Power Allocation for an Energy Harvesting Transmitter with Hybrid Energy Sources

In this work, we consider a point-to-point communication link where the transmitter has a hybrid supply of energy. Specifically, the hybrid energy is supplied by a constant energy source and an energy harvester, which harvests energy from its surrounding environment and stores it in a battery which suffers from energy leakage. Our goal is to minimize the power consumed by the constant energy source for transmission of a given amount of data in a given number of time intervals. Two scenarios are considered for packet arrival. In the first scenario, we assume that all data packets have arrived before transmission begins, whereas in the second scenario, we assume that data packets are arriving during the course of data transmission. For both scenarios, we propose an optimal offline transmit power allocation scheme which provides insight into how to efficiently consume the energy supplied by the constant energy source and the energy harvester.
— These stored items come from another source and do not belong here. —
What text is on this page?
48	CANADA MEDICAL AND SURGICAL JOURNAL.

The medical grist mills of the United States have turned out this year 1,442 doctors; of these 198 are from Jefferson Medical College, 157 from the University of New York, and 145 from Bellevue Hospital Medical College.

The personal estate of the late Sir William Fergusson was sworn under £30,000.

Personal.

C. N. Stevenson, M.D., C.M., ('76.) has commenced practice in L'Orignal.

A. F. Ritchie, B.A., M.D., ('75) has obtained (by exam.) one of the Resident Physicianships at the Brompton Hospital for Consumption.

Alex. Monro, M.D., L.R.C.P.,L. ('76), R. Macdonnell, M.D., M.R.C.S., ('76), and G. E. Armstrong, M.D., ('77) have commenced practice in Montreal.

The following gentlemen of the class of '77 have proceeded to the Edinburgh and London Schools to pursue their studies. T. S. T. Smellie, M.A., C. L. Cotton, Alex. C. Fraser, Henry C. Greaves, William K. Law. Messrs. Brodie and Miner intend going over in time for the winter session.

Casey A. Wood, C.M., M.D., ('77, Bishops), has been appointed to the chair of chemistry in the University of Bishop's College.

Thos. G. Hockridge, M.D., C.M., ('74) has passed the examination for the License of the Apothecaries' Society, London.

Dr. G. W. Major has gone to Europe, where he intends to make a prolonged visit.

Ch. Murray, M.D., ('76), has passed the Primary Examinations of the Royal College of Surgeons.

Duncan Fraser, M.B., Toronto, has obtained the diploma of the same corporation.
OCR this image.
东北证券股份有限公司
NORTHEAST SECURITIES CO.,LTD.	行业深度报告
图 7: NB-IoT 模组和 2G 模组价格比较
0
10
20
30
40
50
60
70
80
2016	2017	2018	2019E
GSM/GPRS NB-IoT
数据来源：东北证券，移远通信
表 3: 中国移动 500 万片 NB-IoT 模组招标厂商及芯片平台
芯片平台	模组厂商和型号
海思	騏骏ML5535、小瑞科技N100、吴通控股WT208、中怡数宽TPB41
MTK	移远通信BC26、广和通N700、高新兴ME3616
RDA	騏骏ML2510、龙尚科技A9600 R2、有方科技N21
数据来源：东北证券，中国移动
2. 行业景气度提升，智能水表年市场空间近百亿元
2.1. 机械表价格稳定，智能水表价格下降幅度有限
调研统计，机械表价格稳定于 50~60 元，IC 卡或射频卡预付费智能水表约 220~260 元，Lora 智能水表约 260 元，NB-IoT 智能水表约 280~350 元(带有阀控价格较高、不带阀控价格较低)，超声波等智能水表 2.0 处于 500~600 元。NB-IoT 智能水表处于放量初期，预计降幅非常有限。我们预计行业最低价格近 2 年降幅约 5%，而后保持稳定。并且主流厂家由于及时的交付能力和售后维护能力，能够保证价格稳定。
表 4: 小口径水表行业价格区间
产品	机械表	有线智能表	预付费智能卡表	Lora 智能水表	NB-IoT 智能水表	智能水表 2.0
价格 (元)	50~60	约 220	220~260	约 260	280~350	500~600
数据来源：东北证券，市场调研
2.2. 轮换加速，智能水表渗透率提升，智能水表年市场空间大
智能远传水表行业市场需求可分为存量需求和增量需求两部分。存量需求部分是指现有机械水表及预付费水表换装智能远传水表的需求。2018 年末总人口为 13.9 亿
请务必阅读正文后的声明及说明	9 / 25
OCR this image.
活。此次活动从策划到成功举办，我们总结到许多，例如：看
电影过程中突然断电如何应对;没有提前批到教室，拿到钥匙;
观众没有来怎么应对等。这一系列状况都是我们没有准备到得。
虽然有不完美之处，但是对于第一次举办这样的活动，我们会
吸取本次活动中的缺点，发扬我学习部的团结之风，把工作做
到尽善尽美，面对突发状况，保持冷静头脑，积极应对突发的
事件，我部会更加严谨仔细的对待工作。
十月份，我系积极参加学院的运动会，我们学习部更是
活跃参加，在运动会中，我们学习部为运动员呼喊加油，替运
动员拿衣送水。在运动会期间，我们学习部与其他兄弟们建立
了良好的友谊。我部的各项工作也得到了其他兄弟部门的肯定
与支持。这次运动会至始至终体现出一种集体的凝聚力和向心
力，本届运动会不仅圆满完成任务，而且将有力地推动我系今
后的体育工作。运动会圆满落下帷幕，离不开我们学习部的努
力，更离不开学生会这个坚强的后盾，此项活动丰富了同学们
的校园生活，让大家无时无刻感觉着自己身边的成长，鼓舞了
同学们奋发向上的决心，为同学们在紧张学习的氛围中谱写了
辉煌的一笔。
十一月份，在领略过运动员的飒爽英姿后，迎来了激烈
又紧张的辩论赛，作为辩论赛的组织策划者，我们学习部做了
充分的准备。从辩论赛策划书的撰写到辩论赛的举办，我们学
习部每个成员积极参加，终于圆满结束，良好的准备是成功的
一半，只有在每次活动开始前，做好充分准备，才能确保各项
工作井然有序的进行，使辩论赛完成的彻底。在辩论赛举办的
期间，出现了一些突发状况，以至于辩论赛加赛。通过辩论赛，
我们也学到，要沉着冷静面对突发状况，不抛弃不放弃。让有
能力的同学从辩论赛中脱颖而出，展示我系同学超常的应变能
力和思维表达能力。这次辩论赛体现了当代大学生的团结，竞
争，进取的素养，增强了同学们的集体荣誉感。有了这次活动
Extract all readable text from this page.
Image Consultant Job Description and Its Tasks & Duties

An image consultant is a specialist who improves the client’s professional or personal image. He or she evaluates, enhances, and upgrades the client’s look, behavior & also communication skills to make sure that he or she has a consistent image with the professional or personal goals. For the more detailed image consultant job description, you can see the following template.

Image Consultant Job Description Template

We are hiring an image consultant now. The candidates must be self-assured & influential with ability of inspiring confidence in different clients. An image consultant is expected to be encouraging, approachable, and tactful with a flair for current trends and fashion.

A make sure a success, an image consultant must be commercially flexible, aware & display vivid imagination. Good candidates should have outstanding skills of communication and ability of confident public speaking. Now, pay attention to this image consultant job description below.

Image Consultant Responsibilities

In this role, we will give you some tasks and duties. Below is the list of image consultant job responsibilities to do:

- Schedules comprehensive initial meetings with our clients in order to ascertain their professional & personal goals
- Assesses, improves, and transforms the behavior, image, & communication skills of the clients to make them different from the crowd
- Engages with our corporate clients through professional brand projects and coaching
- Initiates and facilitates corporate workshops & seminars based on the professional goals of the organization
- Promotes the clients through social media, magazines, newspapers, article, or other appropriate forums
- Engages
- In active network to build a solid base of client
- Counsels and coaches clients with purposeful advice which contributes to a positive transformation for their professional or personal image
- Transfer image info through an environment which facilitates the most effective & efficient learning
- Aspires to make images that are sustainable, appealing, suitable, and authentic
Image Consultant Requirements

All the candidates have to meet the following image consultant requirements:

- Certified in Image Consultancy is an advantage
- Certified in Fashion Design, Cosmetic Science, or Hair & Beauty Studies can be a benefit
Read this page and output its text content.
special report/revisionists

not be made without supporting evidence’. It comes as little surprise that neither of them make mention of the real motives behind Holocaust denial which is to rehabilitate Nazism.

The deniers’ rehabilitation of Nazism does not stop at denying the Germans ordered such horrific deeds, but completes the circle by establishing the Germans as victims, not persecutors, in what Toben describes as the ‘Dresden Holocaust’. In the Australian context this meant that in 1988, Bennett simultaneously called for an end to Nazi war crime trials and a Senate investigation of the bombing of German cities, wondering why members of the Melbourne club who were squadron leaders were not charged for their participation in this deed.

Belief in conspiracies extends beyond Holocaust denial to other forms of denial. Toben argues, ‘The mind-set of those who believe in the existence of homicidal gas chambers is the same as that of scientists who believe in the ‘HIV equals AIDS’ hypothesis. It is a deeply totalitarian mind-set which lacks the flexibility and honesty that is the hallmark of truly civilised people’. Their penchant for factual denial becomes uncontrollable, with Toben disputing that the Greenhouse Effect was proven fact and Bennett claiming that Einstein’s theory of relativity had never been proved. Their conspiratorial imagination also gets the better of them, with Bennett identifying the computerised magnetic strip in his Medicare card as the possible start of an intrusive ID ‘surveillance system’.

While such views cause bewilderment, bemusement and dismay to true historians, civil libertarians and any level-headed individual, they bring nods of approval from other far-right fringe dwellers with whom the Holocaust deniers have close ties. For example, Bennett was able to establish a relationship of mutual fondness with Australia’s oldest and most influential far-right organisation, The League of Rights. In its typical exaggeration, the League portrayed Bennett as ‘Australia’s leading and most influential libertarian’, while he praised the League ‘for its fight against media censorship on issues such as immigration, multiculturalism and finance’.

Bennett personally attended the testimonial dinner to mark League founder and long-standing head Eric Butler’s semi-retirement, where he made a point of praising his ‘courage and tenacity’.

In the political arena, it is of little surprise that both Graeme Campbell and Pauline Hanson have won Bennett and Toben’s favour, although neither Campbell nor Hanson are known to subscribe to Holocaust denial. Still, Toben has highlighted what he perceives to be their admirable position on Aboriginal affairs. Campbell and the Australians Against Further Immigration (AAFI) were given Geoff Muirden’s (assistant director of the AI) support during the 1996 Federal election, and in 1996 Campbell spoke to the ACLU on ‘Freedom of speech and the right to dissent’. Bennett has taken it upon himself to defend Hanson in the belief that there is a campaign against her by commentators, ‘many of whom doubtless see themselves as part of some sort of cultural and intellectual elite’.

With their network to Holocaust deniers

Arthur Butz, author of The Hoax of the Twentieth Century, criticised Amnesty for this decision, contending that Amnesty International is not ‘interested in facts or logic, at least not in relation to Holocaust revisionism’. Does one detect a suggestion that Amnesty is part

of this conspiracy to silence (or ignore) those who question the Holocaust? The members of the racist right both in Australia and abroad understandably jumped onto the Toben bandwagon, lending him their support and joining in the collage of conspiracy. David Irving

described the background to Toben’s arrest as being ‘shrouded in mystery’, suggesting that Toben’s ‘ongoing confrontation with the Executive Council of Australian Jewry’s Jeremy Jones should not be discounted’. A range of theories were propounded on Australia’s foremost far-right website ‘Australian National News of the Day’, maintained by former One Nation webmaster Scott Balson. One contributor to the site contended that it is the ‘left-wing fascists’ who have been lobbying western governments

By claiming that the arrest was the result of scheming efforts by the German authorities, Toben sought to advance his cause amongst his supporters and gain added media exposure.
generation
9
For offline power allocation, we assume that causal and non-causal information regarding the channel and the amount of harvested energy is available a priori. For optimal online power allocation, we adopt a stochastic dynamic programming (DP) approach for both considered scenarios. For online power allocation, only causal information regarding the channel and the amount of harvested energy is assumed available. Due to the inherent high complexity of DP, we propose suboptimal online algorithms which are appealing because of their low complexity. Simulation results reveal that the offline scheme performs best among all considered schemes and the suboptimal online scheme provides a good performance-complexity tradeoff.